Scikit-Learn GridSearchCV PassiveAggressiveRegressor

Hyperparameter tuning is a crucial step in optimizing machine learning models for best performance. In this example, we’ll demonstrate how to use scikit-learn’s GridSearchCV to perform hyperparameter tuning for PassiveAggressiveRegressor, a model particularly effective for online learning and large-scale problems.

Grid search is a method for evaluating different combinations of model hyperparameters to find the best performing configuration. It exhaustively searches through a specified parameter grid, trains and evaluates the model for each combination using cross-validation, and selects the hyperparameters that yield the best performance metric.

PassiveAggressiveRegressor is used for large-scale learning with linear models, particularly effective for online learning. It adjusts the model with each new instance, aiming to make as few changes as possible to the existing model.

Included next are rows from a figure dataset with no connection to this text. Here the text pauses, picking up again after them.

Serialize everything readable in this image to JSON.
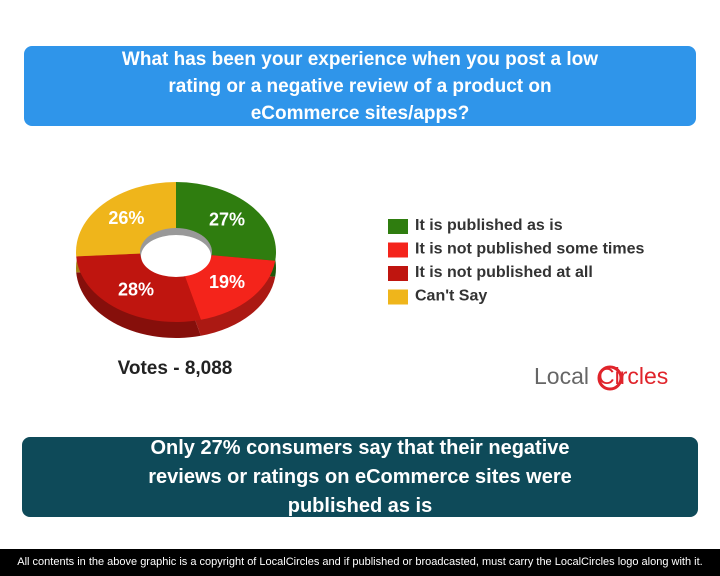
{
  "chart_data": {
    "type": "pie",
    "title": "What has been your experience when you post a low rating or a negative review of a product on eCommerce sites/apps?",
    "categories": [
      "It is published as is",
      "It is not published some times",
      "It is not published at all",
      "Can't Say"
    ],
    "values": [
      27,
      19,
      28,
      26
    ],
    "value_labels": [
      "27%",
      "19%",
      "28%",
      "26%"
    ],
    "colors": [
      "#2f7d0f",
      "#f4241b",
      "#bf150f",
      "#efb51b"
    ],
    "votes": "Votes - 8,088"
  },
  "conclusion": "Only 27% consumers say that their negative reviews or ratings on eCommerce sites were published as is",
  "logo": {
    "first": "Local",
    "second": "Circles"
  },
  "footer": "All contents in the above graphic is a copyright of LocalCircles and if published or broadcasted, must carry the LocalCircles logo along with it."
}
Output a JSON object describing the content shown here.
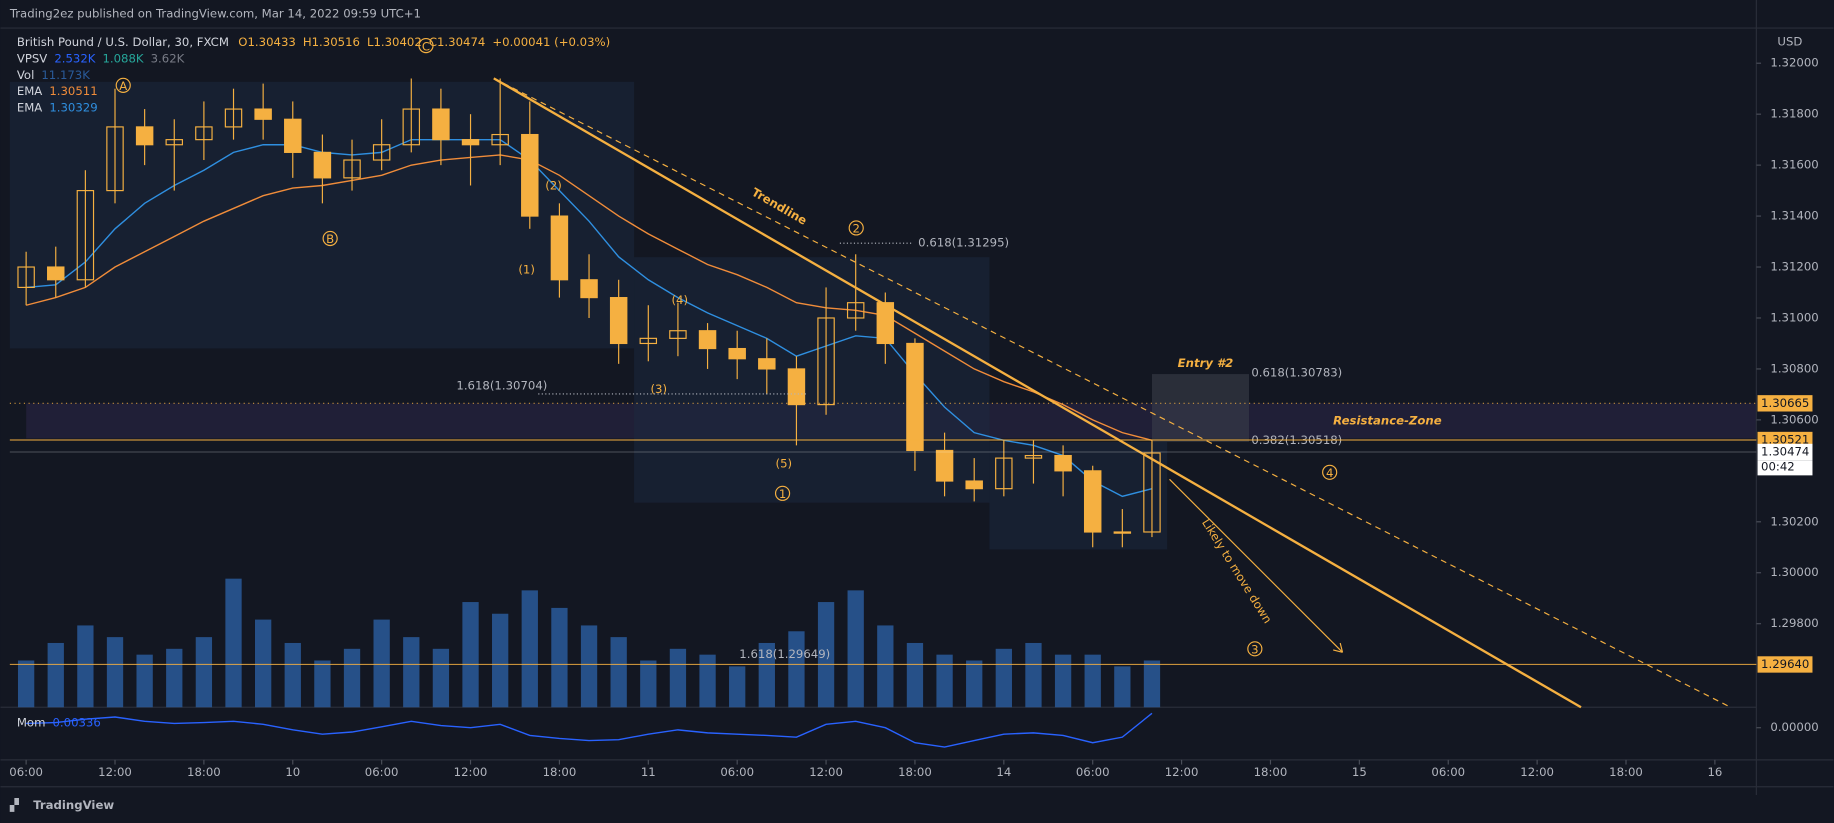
{
  "chart_data": {
    "type": "candlestick",
    "published": "Trading2ez published on TradingView.com, Mar 14, 2022 09:59 UTC+1",
    "title": "British Pound / U.S. Dollar, 30, FXCM",
    "ohlc_legend": [
      "O1.30433",
      "H1.30516",
      "L1.30402",
      "C1.30474",
      "+0.00041 (+0.03%)"
    ],
    "currency": "USD",
    "footer": "TradingView",
    "color": "#f5b041",
    "x": [
      0,
      2,
      4,
      6,
      8,
      10,
      12,
      14,
      16,
      18,
      20,
      22,
      24,
      26,
      28,
      30,
      32,
      34,
      36,
      38,
      40,
      42,
      44,
      46,
      48,
      50,
      52,
      54,
      56,
      58,
      60,
      62,
      64,
      66,
      68,
      70,
      72,
      74,
      76
    ],
    "open": [
      1.3112,
      1.312,
      1.3115,
      1.315,
      1.3175,
      1.3168,
      1.317,
      1.3175,
      1.3182,
      1.3178,
      1.3165,
      1.3155,
      1.3162,
      1.3168,
      1.3182,
      1.317,
      1.3168,
      1.3172,
      1.314,
      1.3115,
      1.3108,
      1.309,
      1.3092,
      1.3095,
      1.3088,
      1.3084,
      1.308,
      1.3066,
      1.31,
      1.3106,
      1.309,
      1.3048,
      1.3036,
      1.3033,
      1.3045,
      1.3046,
      1.304,
      1.3016,
      1.3016
    ],
    "high": [
      1.3126,
      1.3128,
      1.3158,
      1.319,
      1.3182,
      1.3178,
      1.3185,
      1.319,
      1.3192,
      1.3185,
      1.3172,
      1.317,
      1.3178,
      1.3194,
      1.319,
      1.318,
      1.3194,
      1.3185,
      1.3145,
      1.3125,
      1.3115,
      1.3105,
      1.3106,
      1.3098,
      1.3095,
      1.3092,
      1.3085,
      1.3112,
      1.3125,
      1.311,
      1.3092,
      1.3055,
      1.3045,
      1.3052,
      1.3052,
      1.305,
      1.3042,
      1.3025,
      1.3052
    ],
    "low": [
      1.3105,
      1.3108,
      1.3112,
      1.3145,
      1.316,
      1.315,
      1.3162,
      1.317,
      1.317,
      1.3155,
      1.3145,
      1.315,
      1.3158,
      1.3165,
      1.316,
      1.3152,
      1.316,
      1.3135,
      1.3108,
      1.31,
      1.3082,
      1.3083,
      1.3085,
      1.308,
      1.3076,
      1.307,
      1.305,
      1.3062,
      1.3095,
      1.3082,
      1.304,
      1.303,
      1.3028,
      1.303,
      1.3035,
      1.303,
      1.301,
      1.301,
      1.3014
    ],
    "close": [
      1.312,
      1.3115,
      1.315,
      1.3175,
      1.3168,
      1.317,
      1.3175,
      1.3182,
      1.3178,
      1.3165,
      1.3155,
      1.3162,
      1.3168,
      1.3182,
      1.317,
      1.3168,
      1.3172,
      1.314,
      1.3115,
      1.3108,
      1.309,
      1.3092,
      1.3095,
      1.3088,
      1.3084,
      1.308,
      1.3066,
      1.31,
      1.3106,
      1.309,
      1.3048,
      1.3036,
      1.3033,
      1.3045,
      1.3046,
      1.304,
      1.3016,
      1.3016,
      1.3047
    ],
    "series": [
      {
        "name": "EMA",
        "color": "#f08c3a",
        "legend_value": "1.30511",
        "values": [
          1.3105,
          1.3108,
          1.3112,
          1.312,
          1.3126,
          1.3132,
          1.3138,
          1.3143,
          1.3148,
          1.3151,
          1.3152,
          1.3154,
          1.3156,
          1.316,
          1.3162,
          1.3163,
          1.3164,
          1.3162,
          1.3156,
          1.3148,
          1.314,
          1.3133,
          1.3127,
          1.3121,
          1.3117,
          1.3112,
          1.3106,
          1.3104,
          1.3103,
          1.3101,
          1.3094,
          1.3087,
          1.308,
          1.3075,
          1.3071,
          1.3066,
          1.306,
          1.3055,
          1.3052
        ]
      },
      {
        "name": "EMA",
        "color": "#2f8fe0",
        "legend_value": "1.30329",
        "values": [
          1.3112,
          1.3113,
          1.3122,
          1.3135,
          1.3145,
          1.3152,
          1.3158,
          1.3165,
          1.3168,
          1.3168,
          1.3165,
          1.3164,
          1.3165,
          1.317,
          1.317,
          1.317,
          1.317,
          1.3162,
          1.315,
          1.3138,
          1.3124,
          1.3115,
          1.3108,
          1.3102,
          1.3097,
          1.3092,
          1.3085,
          1.3089,
          1.3093,
          1.3092,
          1.3078,
          1.3065,
          1.3055,
          1.3052,
          1.305,
          1.3046,
          1.3036,
          1.303,
          1.3033
        ]
      }
    ],
    "vpsv": {
      "name": "VPSV",
      "legend_values": [
        "2.532K",
        "1.088K",
        "3.62K"
      ],
      "colors": [
        "#2962ff",
        "#26a69a",
        "#787b86"
      ]
    },
    "volume": {
      "name": "Vol",
      "legend_value": "11.173K",
      "color": "#2a5b9a",
      "ylim": [
        0,
        12000
      ],
      "values": [
        3200,
        4400,
        5600,
        4800,
        3600,
        4000,
        4800,
        8800,
        6000,
        4400,
        3200,
        4000,
        6000,
        4800,
        4000,
        7200,
        6400,
        8000,
        6800,
        5600,
        4800,
        3200,
        4000,
        3600,
        2800,
        4400,
        5200,
        7200,
        8000,
        5600,
        4400,
        3600,
        3200,
        4000,
        4400,
        3600,
        3600,
        2800,
        3200
      ]
    },
    "momentum": {
      "name": "Mom",
      "legend_value": "0.00336",
      "color": "#2962ff",
      "ylim": [
        -0.0075,
        0.0045
      ],
      "yticks": [
        {
          "value": 0,
          "label": "0.00000"
        }
      ],
      "values": [
        0.001,
        0.0012,
        0.002,
        0.0025,
        0.0015,
        0.001,
        0.0012,
        0.0015,
        0.0008,
        -0.0005,
        -0.0015,
        -0.001,
        0.0002,
        0.0015,
        0.0005,
        0,
        0.0008,
        -0.0018,
        -0.0025,
        -0.003,
        -0.0028,
        -0.0015,
        -0.0005,
        -0.0012,
        -0.0015,
        -0.0018,
        -0.0022,
        0.0008,
        0.0015,
        0,
        -0.0035,
        -0.0045,
        -0.003,
        -0.0015,
        -0.0012,
        -0.0018,
        -0.0035,
        -0.0022,
        0.00336
      ]
    },
    "xlim": [
      -1.1,
      116.8
    ],
    "xticks": [
      {
        "value": 0,
        "label": "06:00"
      },
      {
        "value": 6,
        "label": "12:00"
      },
      {
        "value": 12,
        "label": "18:00"
      },
      {
        "value": 18,
        "label": "10"
      },
      {
        "value": 24,
        "label": "06:00"
      },
      {
        "value": 30,
        "label": "12:00"
      },
      {
        "value": 36,
        "label": "18:00"
      },
      {
        "value": 42,
        "label": "11"
      },
      {
        "value": 48,
        "label": "06:00"
      },
      {
        "value": 54,
        "label": "12:00"
      },
      {
        "value": 60,
        "label": "18:00"
      },
      {
        "value": 66,
        "label": "14"
      },
      {
        "value": 72,
        "label": "06:00"
      },
      {
        "value": 78,
        "label": "12:00"
      },
      {
        "value": 84,
        "label": "18:00"
      },
      {
        "value": 90,
        "label": "15"
      },
      {
        "value": 96,
        "label": "06:00"
      },
      {
        "value": 102,
        "label": "12:00"
      },
      {
        "value": 108,
        "label": "18:00"
      },
      {
        "value": 114,
        "label": "16"
      }
    ],
    "ylim": [
      1.29472,
      1.32138
    ],
    "yticks": [
      {
        "value": 1.32,
        "label": "1.32000"
      },
      {
        "value": 1.318,
        "label": "1.31800"
      },
      {
        "value": 1.316,
        "label": "1.31600"
      },
      {
        "value": 1.314,
        "label": "1.31400"
      },
      {
        "value": 1.312,
        "label": "1.31200"
      },
      {
        "value": 1.31,
        "label": "1.31000"
      },
      {
        "value": 1.308,
        "label": "1.30800"
      },
      {
        "value": 1.306,
        "label": "1.30600"
      },
      {
        "value": 1.302,
        "label": "1.30200"
      },
      {
        "value": 1.3,
        "label": "1.30000"
      },
      {
        "value": 1.298,
        "label": "1.29800"
      }
    ],
    "price_labels": [
      1.30665,
      1.30521,
      1.30474,
      {
        "value": 1.2964,
        "label": "1.29640"
      }
    ],
    "price_label_colors": [
      "#f5b041",
      "#f5b041",
      "#ffffff",
      "#f5b041"
    ],
    "countdown": "00:42",
    "annotations": {
      "trendline": "Trendline",
      "resistance": "Resistance-Zone",
      "entry": "Entry #2",
      "likely": "Likely to move down",
      "fibs": [
        "0.618(1.31295)",
        "1.618(1.30704)",
        "0.618(1.30783)",
        "0.382(1.30518)",
        "1.618(1.29649)"
      ],
      "waves": [
        "(1)",
        "(2)",
        "(3)",
        "(4)",
        "(5)"
      ],
      "circled": [
        "A",
        "B",
        "C",
        "1",
        "2",
        "3",
        "4"
      ]
    }
  }
}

The key hyperparameters for PassiveAggressiveRegressor include the regularization strength (C), which controls the trade-off between fitting the data well and keeping the model coefficients small; the maximum number of iterations (max_iter) for the solver to converge; and the tube size (epsilon), within which no penalty is associated in the training loss with points predicted within a distance smaller than epsilon from the actual value.

from sklearn.datasets import make_regression
from sklearn.model_selection import train_test_split, GridSearchCV
from sklearn.linear_model import PassiveAggressiveRegressor

# Generate synthetic regression dataset
X, y = make_regression(n_samples=1000, n_features=20, noise=0.1, random_state=42)

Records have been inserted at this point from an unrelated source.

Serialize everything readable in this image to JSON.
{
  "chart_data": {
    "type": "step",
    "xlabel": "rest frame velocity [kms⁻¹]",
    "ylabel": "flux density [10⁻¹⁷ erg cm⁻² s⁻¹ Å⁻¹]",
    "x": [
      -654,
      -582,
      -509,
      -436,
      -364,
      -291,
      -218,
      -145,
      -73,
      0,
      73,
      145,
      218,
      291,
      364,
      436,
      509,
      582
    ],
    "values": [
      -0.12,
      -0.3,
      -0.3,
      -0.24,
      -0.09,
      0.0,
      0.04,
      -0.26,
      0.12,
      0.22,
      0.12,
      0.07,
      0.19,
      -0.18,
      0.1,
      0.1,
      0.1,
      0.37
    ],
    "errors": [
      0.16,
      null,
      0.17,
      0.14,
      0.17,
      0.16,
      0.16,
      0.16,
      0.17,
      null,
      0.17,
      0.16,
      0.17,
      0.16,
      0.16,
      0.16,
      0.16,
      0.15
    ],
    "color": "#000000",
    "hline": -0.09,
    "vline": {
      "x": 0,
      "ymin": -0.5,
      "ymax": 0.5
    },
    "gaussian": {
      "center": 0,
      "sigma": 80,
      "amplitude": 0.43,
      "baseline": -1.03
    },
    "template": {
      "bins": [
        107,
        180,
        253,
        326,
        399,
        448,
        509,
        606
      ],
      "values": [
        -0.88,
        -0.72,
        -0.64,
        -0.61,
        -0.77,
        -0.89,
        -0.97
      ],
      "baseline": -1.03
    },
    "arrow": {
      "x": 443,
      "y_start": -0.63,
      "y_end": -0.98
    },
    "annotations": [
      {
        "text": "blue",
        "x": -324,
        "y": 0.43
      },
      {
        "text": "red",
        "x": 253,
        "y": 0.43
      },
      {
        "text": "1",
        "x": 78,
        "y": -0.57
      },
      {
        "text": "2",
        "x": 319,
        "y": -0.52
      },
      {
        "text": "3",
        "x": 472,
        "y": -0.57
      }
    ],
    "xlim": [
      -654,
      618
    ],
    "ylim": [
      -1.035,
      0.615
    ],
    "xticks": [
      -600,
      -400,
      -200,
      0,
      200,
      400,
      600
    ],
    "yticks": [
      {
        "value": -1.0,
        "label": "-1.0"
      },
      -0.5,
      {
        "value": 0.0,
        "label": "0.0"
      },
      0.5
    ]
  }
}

# Split into train and test sets
X_train, X_test, y_train, y_test = train_test_split(X, y, test_size=0.2, random_state=42)

# Define parameter grid
param_grid = {
    'C': [0.01, 0.1, 1.0, 10.0],
    'max_iter': [100, 500, 1000],
    'epsilon': [0.01, 0.1, 0.2]
}

# Perform grid search
grid_search = GridSearchCV(estimator=PassiveAggressiveRegressor(random_state=42),
                           param_grid=param_grid,
                           cv=5,
                           scoring='neg_mean_squared_error')
grid_search.fit(X_train, y_train)

# Report best score and parameters
print(f"Best score: {grid_search.best_score_:.3f}")
print(f"Best parameters: {grid_search.best_params_}")

# Evaluate on test set
best_model = grid_search.best_estimator_
test_score = best_model.score(X_test, y_test)
print(f"Test set score: {test_score:.3f}")

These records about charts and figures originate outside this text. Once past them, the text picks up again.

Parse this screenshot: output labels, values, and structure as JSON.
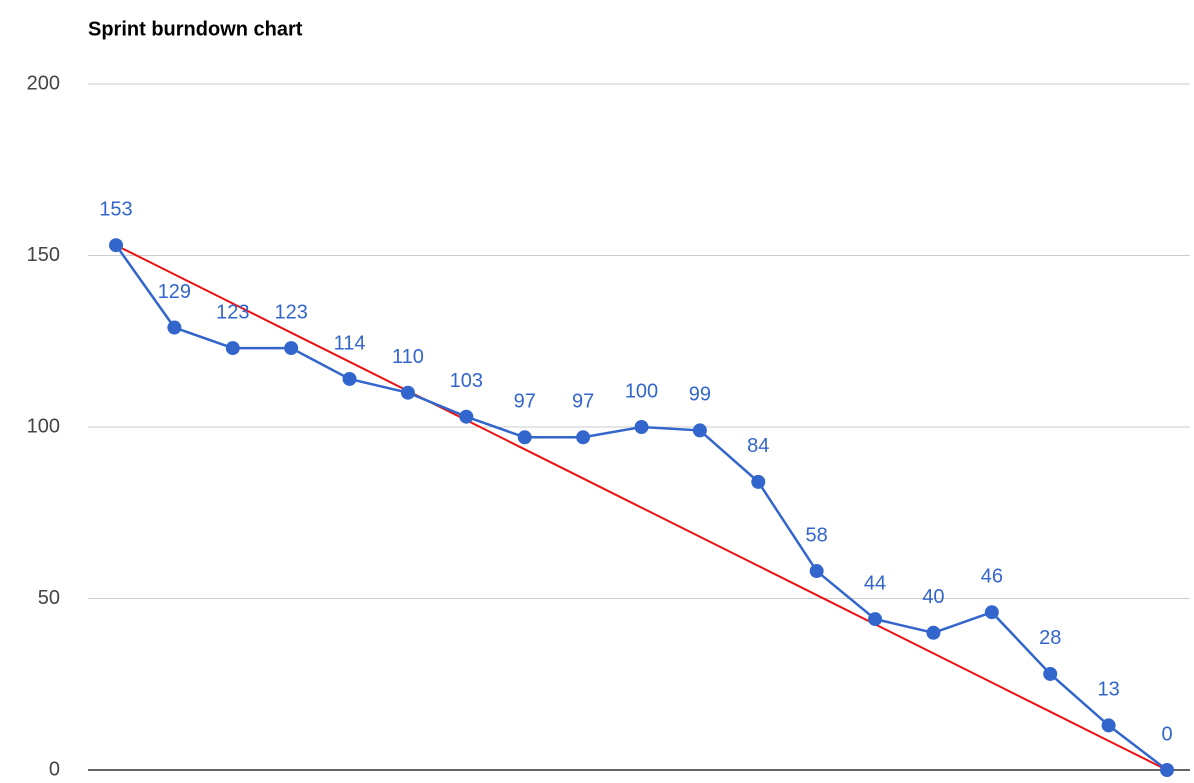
{
  "chart_data": {
    "type": "line",
    "title": "Sprint burndown chart",
    "series": [
      {
        "color": "#3366cc",
        "markers": true,
        "data_labels": true,
        "values": [
          153,
          129,
          123,
          123,
          114,
          110,
          103,
          97,
          97,
          100,
          99,
          84,
          58,
          44,
          40,
          46,
          28,
          13,
          0
        ]
      },
      {
        "color": "#ee1111",
        "markers": false,
        "data_labels": false,
        "values": [
          153,
          144.5,
          136,
          127.5,
          119,
          110.5,
          102,
          93.5,
          85,
          76.5,
          68,
          59.5,
          51,
          42.5,
          34,
          25.5,
          17,
          8.5,
          0
        ]
      }
    ],
    "ylim": [
      0,
      200
    ],
    "yticks": [
      0,
      50,
      100,
      150,
      200
    ],
    "grid": true
  }
}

Running the example gives an output like:

Best score: -0.012
Best parameters: {'C': 0.1, 'epsilon': 0.2, 'max_iter': 100}
Test set score: 1.000

The steps are as follows:

1. Generate a synthetic regression dataset using make_regression.
2. Split the dataset into train and test sets using train_test_split.
3. Define the parameter grid with different values for C, max_iter, and epsilon.
4. Perform grid search using GridSearchCV, specifying the PassiveAggressiveRegressor model, parameter grid, 5-fold cross-validation, and mean squared error scoring metric.
5. Report the best cross-validation score and best set of hyperparameters found by grid search.
6. Evaluate the best model on the hold-out test set and report the score.

By using GridSearchCV, we can easily explore different hyperparameter settings and find the combination that maximizes the model’s performance. This automated approach saves time and effort compared to manual hyperparameter tuning and helps ensure we select the best configuration for our PassiveAggressiveRegressor model.